Posés à 2 400 mètres d’altitude, les hauts plateaux de la vallée du Rift sont un terrain de jeu idéal pour un coureur en recherche de dénivelé. Pourtant, ils n’y sont qu’une vingtaine à s’entraîner spécifiquement pour la course de montagne. « Même pas 1 % des athlètes à Iten ! », s’amuse Julien Lyon. Mais les athlètes qui ont usé leurs chaussures ici pourraient bientôt concurrencer l’hégémonie occidentale dans cette jeune discipline qui a de plus en plus d’adeptes. « J’ai la conviction que les athlètes kényans peuvent s’imposer dans les courses de trail d’ici trois ou quatre ans, continue Julien Lyon, qui en a fait son cheval de bataille.

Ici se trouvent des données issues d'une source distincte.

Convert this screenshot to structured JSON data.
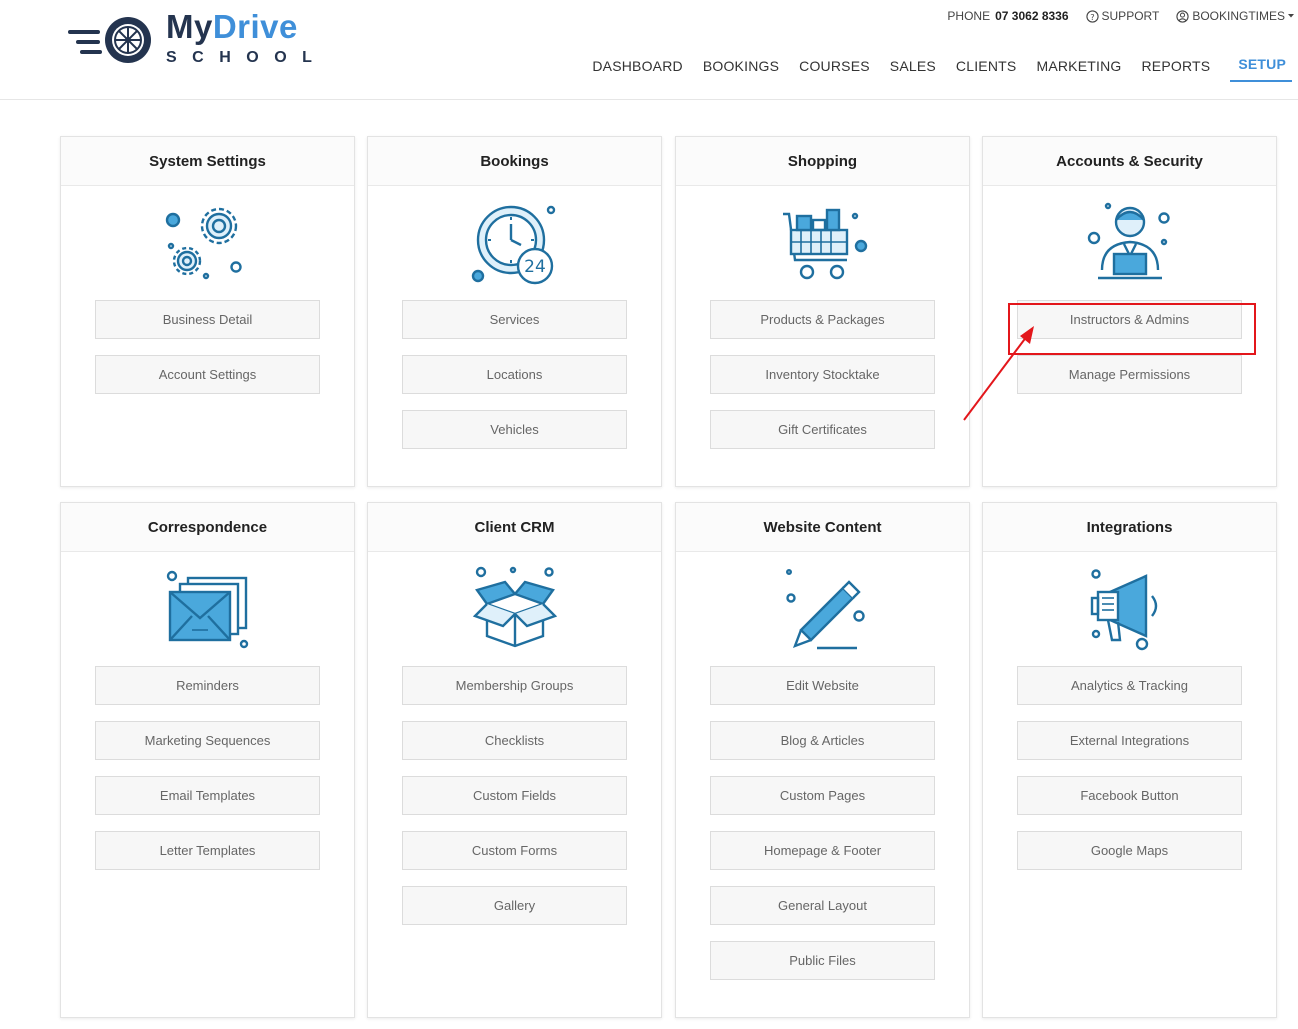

Ils ont tout pour eux : ils s’entraînent en altitude, sur un terrain escarpé et ont un rapport poids/puissance extraordinaire. »

Kevin Kibet, 20 ans, fait partie de ces rares transfuges qui s’essaient aux courses de côte. « D’abord, je cours car il n’y a pas d’autre choix. On court vraiment tous pour gagner de l’argent », indique le jeune coureur, dans la chambre spartiate où il se repose entre ses deux sorties quotidiennes. « Le marathon, c’est prestigieux et il y a beaucoup d’argent lorsque tu excelles, mais c’est difficile de faire sa place. Dans le trail, tu gagnes assez peu d’argent mais tu as beaucoup de chance de réussir. » Ce fut le pari gagnant de son ancien voisin, Patrick Kipngeno, déjà double champion du monde de course en montagne.

Si leurs capacités en montagne sont supposées être supérieures à leurs concurrents européens, pourquoi le trail ne se démocratise-t-il pas au Kenya ? « Il leur manque encore un modèle, une star qu’ils voudraient suivre. Les coureurs d’Iten se méfient aussi du risque de blessures et d’entorses qu’ils jugent trop important », expose Julien Lyon. De fait, au Kenya, une blessure peut rapidement être synonyme de fin de carrière et de banqueroute pour les athlètes.

« Une terre de grands champions… et de dopage »

Un événement a mis un coup d’arrêt aux efforts des traileurs kényans. En 2022, deux cas de dopage sur la course de Sierre-Zinal, en Suisse, sont venus ternir la réputation de ces coureurs. Les sponsors désireux d’investir dans le trail au Kenya ont été refroidis. « Ce pays est à la fois vu comme une terre de grands champions mais aussi comme une terre de dopage », souligne Mathieu Blanchard, ultra-traileur professionnel, qui voit peu à peu arriver cette concurrence venue d’Afrique et est allé s’entraîner cette année sur les chemins ocre d’Iten.

Pour la seule année 2022, vingt-cinq coureurs de fond kényans ont été déclarés positifs à des produits dopants. « Une honte nationale » selon le recordman du monde du marathon et star locale, Eliud Kipchoge. A tel point que la fédération kényane d’athlétisme tout entière pourrait se voir imposer des sanctions.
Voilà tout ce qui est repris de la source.